For using most of these online tools, all you will have to do is enter your website URL in the area provided, and all the links will be listed. You may remove the links as per your choice, and then go on to generate a sitemap. Sitemaps may have additional tags that could be beneficial for serving your specific purpose.
For example, Frequency Tags show how frequently the page will be changed for the bots to know when (and what section) to re-crawl. This is especially useful for dynamic sites that have regular updates. Priority Tags rate/rank pages on the basis of the relative urgency/importance of that page for crawling, and indexing.
Now, let us see how you can submit your sitemap on the Google Search Console… Open the Console, and on Navigation Window, on the left side of the page, find the Sitemaps report. You will find it in the Index section, below Index Coverage.
Click on “Sitemaps”, and you will be led to the Sitemaps Report Page. You will see the Space for entering your sitemap’s URL for Google to access it. Under “Add a new sitemap”, enter your complete URL to your sitemap, and click on “SUBMIT” to submit a sitemap to Google.
Note that Owner permission for the property will be required to submit a sitemap. All the sitemaps that you have submitted will also be found in this report.
The list of sitemaps also contains further information under-
- URL: The URL of the sitemap will be given.
- Type: This will show whether the sitemap is in TXT, RSS, Atom, HTML, or XML format.
- Submitted: The date on which each sitemap was submitted to Google through the “Add a new sitemap” space above the list.
- Last Read: The date it was last read by the Google bots.
- Status: This will show whether the crawl was successful or if the bots couldn’t fetch the sitemap, or if the sitemap has errors.
- Discovered URLs: The number of URLs that the sitemaps contain that the bots have been able to discover.
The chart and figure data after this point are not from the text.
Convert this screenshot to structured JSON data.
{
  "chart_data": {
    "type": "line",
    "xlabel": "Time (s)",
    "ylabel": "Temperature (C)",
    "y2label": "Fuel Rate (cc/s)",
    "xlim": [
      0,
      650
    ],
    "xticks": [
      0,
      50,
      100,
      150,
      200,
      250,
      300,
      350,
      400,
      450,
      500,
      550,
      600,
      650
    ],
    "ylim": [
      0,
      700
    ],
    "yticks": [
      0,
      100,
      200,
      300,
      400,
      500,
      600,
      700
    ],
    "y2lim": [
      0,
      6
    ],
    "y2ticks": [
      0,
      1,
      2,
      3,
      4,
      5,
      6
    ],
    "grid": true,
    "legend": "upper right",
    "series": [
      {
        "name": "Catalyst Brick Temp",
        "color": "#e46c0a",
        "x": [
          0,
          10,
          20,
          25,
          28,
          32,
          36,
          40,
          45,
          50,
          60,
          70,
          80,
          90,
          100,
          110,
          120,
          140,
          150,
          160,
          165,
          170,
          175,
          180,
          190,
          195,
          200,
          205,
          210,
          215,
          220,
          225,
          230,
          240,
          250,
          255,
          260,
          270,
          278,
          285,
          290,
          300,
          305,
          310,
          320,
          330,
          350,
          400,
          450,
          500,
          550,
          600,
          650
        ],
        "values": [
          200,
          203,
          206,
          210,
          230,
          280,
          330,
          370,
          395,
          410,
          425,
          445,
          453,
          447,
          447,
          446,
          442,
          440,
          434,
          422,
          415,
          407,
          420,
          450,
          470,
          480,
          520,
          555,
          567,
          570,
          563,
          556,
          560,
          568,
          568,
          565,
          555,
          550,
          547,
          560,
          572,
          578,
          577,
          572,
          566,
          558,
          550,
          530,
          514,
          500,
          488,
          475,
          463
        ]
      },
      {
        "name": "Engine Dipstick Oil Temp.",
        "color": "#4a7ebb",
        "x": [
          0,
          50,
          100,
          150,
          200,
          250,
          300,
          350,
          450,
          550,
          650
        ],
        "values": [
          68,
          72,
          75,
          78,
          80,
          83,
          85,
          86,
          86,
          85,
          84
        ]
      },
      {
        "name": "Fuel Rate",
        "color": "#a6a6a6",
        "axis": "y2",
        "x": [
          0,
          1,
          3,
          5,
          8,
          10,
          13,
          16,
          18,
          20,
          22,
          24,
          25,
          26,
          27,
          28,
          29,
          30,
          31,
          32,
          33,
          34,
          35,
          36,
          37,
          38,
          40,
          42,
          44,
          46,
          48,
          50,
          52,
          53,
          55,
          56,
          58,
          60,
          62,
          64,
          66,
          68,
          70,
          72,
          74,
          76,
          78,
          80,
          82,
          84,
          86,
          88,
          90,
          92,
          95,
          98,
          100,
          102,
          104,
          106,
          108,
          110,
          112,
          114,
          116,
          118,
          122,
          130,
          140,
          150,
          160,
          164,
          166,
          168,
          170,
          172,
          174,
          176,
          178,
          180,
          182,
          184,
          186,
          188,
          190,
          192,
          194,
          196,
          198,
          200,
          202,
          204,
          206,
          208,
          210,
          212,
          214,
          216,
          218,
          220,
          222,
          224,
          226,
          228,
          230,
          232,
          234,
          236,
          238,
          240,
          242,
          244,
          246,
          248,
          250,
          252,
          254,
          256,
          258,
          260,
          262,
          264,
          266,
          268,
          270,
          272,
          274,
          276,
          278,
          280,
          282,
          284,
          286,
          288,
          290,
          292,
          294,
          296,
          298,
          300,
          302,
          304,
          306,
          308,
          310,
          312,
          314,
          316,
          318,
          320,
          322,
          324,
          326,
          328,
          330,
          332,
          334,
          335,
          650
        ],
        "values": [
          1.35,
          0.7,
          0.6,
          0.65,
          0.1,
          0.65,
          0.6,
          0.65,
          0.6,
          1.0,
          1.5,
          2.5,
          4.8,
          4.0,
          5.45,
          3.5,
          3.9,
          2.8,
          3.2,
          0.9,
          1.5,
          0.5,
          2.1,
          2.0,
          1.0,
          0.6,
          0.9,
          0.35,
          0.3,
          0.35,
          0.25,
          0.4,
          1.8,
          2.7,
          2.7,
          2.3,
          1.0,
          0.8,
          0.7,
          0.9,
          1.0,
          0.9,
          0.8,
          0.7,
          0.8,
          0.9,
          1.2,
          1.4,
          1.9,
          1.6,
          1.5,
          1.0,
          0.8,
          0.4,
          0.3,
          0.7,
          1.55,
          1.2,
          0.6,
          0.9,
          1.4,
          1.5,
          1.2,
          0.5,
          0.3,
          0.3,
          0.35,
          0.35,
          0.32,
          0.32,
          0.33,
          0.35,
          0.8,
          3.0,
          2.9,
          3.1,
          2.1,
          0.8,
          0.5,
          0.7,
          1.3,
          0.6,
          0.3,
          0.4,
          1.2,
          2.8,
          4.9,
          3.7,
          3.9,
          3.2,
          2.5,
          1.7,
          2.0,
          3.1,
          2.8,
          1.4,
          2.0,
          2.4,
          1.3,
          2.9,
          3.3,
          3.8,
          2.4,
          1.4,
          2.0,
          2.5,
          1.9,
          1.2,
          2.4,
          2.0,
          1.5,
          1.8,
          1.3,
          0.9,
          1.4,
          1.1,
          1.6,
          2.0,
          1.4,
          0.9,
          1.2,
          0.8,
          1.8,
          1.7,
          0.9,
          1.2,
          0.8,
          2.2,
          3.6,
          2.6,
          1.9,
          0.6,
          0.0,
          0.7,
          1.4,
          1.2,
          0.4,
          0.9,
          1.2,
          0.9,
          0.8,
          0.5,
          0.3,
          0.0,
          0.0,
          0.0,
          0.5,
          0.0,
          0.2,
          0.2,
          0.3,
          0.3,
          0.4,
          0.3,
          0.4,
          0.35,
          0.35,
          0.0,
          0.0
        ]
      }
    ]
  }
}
If the Crawl Status is given as “Couldn’t fetch” or “Has errors”, click on the row to see all the possible problems, and errors.
Clicking on the graph icon on the right side of every listed sitemap will lead to the Index Coverage Report for that sitemap.
Check out the errors in the report, and get them solved. Visit Search Console Help for information on types of errors, and how to solve them. You do not need to resubmit the sitemap every time you solve issues or make changes. Once Google records your sitemap, it will regularly keep updating its index.
In conclusion, are Sitemaps necessary for your webpages to be crawled by Google? Nah. Do sitemaps ensure that all your pages will be crawled? Nope. Do you need them? Maybe not. But your site is likely going to benefit from one, and they do not cost you much effort or any money… So why not have one, or even more?